2017 M05 6
De « Creep » à « OK Computer ». Le troisième album de Radiohead, le plus vendu à ce jour, est né d’un traumatisme : celui de Thom Yorke qui ne supporte plus ce qui est alors le tube du groupe, Creep, réclamé à chacune de leurs performances. Il le joue de mauvaise grâce en concert, crie sur tous les toits que c’est un mauvais morceau, se désespère lorsque Bill Clinton en personne chante ses louanges. Jusqu’à ce jour où il se retrouve dans un magasin d’ordinateurs et se pose LA question : et si un ordinateur conduisait une voiture ? Jusqu’où peuvent aller les nouvelles technologies et le consumérisme ? Les machines ont-elles une âme, et devenons-nous nous-mêmes robots ? Une réflexion qui devient le point de départ de « OK Computer », le premier disque synthétique de Radiohead.
Un enregistrement laborieux. Grâce au succès commercial de « The Bends », Radiohead dispose d’un budget de 100 000 livres pour faire son nouveau disque, que le groupe veut enregistrer seul, au fin fond de la campagne. Les musiciens se retrouvent dans le studio Canned Applause, dans le Yorkshire. Mais rien de concret ne sort de leurs sessions. Ils se souviennent alors d’un ingénieur du son surdoué qui avait remplacé au pied levé le producteur de The Bends, John Leckie. Il s’appelle Nigel Godrich et c’est lui qui, appelé à la rescousse, réussit à canaliser l’inspiration foisonnante de Thom Yorke. Après une pause consacrée à des concerts, le groupe termine le disque dans une belle bâtisse située près de Bath, St Catherine’s Court, où The Cure enregistra « Wild Mood Swings » et New Order « Waiting For The Sirens’ Call ».

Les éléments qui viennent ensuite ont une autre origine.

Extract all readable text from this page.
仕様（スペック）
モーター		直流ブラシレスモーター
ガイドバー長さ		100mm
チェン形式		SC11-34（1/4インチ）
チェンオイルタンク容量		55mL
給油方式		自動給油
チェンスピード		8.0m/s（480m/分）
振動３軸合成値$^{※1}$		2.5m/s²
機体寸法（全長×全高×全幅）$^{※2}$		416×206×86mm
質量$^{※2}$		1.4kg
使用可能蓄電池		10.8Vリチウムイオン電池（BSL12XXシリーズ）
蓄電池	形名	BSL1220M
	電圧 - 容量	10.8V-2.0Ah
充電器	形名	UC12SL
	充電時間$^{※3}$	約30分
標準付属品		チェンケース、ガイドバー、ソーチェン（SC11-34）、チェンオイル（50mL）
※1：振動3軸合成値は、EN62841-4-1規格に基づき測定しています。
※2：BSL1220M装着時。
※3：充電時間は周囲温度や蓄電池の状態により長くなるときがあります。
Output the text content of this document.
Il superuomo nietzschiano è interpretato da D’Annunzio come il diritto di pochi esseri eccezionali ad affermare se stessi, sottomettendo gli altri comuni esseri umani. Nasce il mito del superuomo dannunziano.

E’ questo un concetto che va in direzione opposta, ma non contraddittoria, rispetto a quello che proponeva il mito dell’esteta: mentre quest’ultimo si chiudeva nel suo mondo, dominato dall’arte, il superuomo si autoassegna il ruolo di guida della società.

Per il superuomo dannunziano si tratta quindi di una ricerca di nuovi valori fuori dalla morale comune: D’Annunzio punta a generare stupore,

L’album de la consécration. Dès sa sortie, le 3 juin 1997, la critique est unanime : Radiohead achève définitivement la tendance grunge. Bourré de références (de Miles Davis à Dylan en passant par DJ Shadow), s’inscrivant déjà dans la veine anti-commerciale du groupe avec un single de 7 minutes, Paranoid Android, et, surtout, coupant tout lien avec Creep. Ici, le son est progressif, délibérément synthétique, l’écriture volontiers abstraite, parfois engagée. À la fois déroutant et accessible, doté d’une ribambelle de tubes, de No Surprises à Karma Police en passant par Lucky, que Brian Eno himself considère comme l’une des plus belles chansons qu’il ait jamais écouté, « OK Computer » signe l’entrée de Radiohead dans la cour des groupes plus cérébraux qu’instinctifs, et les couronne d’une aura quasi sacrée… qui, 20 ans après, n’a pas faibli.